I’m posting my Biographical Sketches here on the blog, along with footnotes/bibliography (yay! sources that can be verified!), a sprinkling of photos and illustrations (also from our collections, posted on Flickr – which also gets great Google ranking) to add visual interest, and a note at the end of each one referencing the original manuscript collection and saying, “Contact me or the library for more information.”
And now, when you Google for “Samuel Forrer”, you get this. Red dots indicate something I posted online. (I’m not entirely sure why the bio sketch for his wife comes up before his does, but still.)
That’s Page 1 of the Google hits, by the way, and notice the first two hits: me. I did that. That really makes me smile. 😀
And for “Howard Forrer Peirce” (no I did not mean “Howard Forrer Pierce,” thankyouverymuch), you get this. (Again, not sure why his mom is listed first, but nevertheless.)
Again, that’s Page 1 of Google hits. Out of 10 hits on the first page, all but 1 of them (the daytonhistorybooks one) is either something I posted about HFP or a link/reference to something I posted about HFP.
And even for “Col. Robert Patterson,” my items are not quite as high (since there is more “out there” about Patterson), but still have two hits on Page 1:
(And might I add that, less than two weeks after posting that photo and bio sketch for Col. Robert Patterson, I already had someone email me to inquire about him, specifically after seeing the photo/blog.)
Like I said, I’m not trying to toot my own horn (even though I know it probably sounds like I am!), but I’m just ecstatic that these things are “out there” and people will have an easier time finding them now. Because while all those other cataloging and finding aids are certainly important, as are reference archivists and librarians, we need to just accept the fact that, at some point or other, almost very researcher is going to “Google it”. (The casual researchers will probably do that first; the really serious ones might not want to admit it, but at some point in their process, they will probably do it, too.)
Now, I’m certainly not trying to charge archivists with taking on extra research projects and filling any and every void they find on the Internet in a particular subject area — although if you have time and resources to do that, go for it! But I’m just suggesting that, if you already have a lot of content that could easily (and legally) be translated to the web, why not share it?
And you don’t necessarily have to share your entire biographical sketch like I did. I could have made a simple statement about each person’s identity, significance, and then given the information about the manuscript collection and the contact info. It still would have been picked up by Google. I just figured, the more content I posted, the more likely that it would be found and utilized.

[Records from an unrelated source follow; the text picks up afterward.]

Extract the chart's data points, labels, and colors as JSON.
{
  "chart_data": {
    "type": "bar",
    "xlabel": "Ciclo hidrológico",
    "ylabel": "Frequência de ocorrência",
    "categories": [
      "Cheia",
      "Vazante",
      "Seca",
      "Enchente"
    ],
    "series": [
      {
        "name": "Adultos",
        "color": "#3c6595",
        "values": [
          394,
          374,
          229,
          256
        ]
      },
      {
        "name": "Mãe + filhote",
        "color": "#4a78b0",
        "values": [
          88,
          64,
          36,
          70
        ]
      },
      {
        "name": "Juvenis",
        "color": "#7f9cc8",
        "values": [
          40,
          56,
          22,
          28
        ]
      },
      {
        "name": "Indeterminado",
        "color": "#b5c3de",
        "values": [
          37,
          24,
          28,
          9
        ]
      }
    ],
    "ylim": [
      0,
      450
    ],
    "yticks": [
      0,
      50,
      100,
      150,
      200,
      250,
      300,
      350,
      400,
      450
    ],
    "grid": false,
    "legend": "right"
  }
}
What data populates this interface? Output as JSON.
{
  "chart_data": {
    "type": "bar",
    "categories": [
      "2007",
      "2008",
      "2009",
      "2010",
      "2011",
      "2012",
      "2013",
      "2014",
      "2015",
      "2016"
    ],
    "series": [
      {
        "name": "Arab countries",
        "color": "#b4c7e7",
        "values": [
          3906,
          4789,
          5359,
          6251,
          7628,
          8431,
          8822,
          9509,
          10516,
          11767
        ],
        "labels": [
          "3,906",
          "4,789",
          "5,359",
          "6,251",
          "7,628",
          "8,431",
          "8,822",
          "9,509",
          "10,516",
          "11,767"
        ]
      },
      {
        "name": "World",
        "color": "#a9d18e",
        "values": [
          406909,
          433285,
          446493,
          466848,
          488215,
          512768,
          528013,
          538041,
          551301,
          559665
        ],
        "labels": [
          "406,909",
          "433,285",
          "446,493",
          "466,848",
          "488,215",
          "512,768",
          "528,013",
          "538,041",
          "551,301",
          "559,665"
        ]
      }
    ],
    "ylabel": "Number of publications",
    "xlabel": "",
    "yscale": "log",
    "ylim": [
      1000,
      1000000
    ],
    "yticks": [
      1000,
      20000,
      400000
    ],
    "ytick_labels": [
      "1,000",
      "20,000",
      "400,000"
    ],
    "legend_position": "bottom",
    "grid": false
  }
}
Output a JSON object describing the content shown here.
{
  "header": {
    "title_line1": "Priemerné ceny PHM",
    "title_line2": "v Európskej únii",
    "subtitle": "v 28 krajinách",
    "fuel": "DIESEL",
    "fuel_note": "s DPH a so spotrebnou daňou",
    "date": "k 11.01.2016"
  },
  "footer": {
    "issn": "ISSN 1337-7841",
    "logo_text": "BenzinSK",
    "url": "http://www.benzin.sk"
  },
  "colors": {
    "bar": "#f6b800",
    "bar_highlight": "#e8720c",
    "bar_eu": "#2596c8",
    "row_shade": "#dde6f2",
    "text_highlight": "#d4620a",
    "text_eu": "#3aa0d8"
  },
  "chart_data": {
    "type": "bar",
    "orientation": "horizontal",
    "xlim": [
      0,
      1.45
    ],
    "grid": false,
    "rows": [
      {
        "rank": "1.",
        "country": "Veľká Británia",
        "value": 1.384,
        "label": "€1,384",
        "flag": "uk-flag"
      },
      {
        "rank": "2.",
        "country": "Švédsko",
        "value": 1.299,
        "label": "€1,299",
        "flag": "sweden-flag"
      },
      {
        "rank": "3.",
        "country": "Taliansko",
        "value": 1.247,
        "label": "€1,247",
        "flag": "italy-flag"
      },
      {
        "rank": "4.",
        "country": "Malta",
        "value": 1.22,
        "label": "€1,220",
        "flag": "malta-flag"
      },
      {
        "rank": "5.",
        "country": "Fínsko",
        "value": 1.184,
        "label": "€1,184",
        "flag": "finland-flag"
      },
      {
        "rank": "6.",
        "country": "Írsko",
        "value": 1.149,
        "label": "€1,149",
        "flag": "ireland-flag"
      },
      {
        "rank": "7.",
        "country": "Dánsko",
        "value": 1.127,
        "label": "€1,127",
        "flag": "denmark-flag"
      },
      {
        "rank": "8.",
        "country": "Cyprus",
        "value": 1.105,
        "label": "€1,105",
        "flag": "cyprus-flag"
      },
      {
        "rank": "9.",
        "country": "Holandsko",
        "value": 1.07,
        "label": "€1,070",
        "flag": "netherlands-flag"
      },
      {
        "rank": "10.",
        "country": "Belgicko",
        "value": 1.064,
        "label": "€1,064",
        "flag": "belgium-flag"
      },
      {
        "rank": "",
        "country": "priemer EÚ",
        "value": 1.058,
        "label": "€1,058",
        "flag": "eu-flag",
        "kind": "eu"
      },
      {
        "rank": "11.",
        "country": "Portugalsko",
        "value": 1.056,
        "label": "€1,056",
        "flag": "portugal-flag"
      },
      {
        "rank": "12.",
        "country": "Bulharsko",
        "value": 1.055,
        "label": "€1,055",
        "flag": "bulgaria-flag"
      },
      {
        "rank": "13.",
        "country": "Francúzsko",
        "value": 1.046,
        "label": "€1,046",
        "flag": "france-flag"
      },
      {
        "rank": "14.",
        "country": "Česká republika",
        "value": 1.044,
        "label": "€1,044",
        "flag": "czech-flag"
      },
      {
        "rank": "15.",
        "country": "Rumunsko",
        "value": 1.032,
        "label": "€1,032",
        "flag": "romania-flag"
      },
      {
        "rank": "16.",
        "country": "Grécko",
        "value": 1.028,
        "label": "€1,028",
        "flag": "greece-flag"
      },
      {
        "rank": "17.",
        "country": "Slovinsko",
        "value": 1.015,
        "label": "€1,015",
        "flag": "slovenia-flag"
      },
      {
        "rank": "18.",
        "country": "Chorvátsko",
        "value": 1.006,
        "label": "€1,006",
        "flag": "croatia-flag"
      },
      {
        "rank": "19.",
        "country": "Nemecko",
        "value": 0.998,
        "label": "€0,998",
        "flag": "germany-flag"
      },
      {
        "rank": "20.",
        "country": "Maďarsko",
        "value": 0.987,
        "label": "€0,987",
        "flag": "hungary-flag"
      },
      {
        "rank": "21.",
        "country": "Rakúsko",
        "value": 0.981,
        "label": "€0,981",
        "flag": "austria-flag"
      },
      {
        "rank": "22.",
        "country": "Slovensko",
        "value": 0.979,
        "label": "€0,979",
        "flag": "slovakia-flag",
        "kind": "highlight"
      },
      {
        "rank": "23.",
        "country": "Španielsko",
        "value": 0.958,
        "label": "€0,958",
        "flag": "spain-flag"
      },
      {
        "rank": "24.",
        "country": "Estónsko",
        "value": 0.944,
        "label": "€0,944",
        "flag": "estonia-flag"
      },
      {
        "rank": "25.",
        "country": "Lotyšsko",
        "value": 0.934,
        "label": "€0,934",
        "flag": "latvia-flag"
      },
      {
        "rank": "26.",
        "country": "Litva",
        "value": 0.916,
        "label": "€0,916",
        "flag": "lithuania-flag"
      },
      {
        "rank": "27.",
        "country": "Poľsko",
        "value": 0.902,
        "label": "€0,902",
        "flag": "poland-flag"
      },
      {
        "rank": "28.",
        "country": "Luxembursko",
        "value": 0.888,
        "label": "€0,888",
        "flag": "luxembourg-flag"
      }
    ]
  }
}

Archives are for use. And if people can’t find it, they can’t use it. So why not share some tasty nuggets of real content “online,” a sometimes-nebulous place where those who need/want it can find it quickly and easily? And by extension, they will find…you…and your archives…and the rest of your super-cool stuff.
Make sure that whatever you share, you do so in a way that it can be regularly and adequately crawled by search engines, such as Google; otherwise, you’re wasting your time, if nobody can find the stuff even after it’s online.
I’ve had good luck with this WordPress blog (after I turned on the “let search engines crawl my blog” setting as well as submitted the URL to the search engines directly) and Flickr (no extra steps were required on my part except for the photos to be public). Depending on how “important” the subject is, you might even consider adding/editing a Wikipedia page — and list your repository’s collection as a source, of course! — but that is another story altogether.
So next time you’re working on a collection that’s awesome (aren’t they all?) and you realize the subject has no web presence, consider giving them one.
I haven’t even told you about all the reference questions this blog has generated, but trust me: as an outreach tool, it’s working.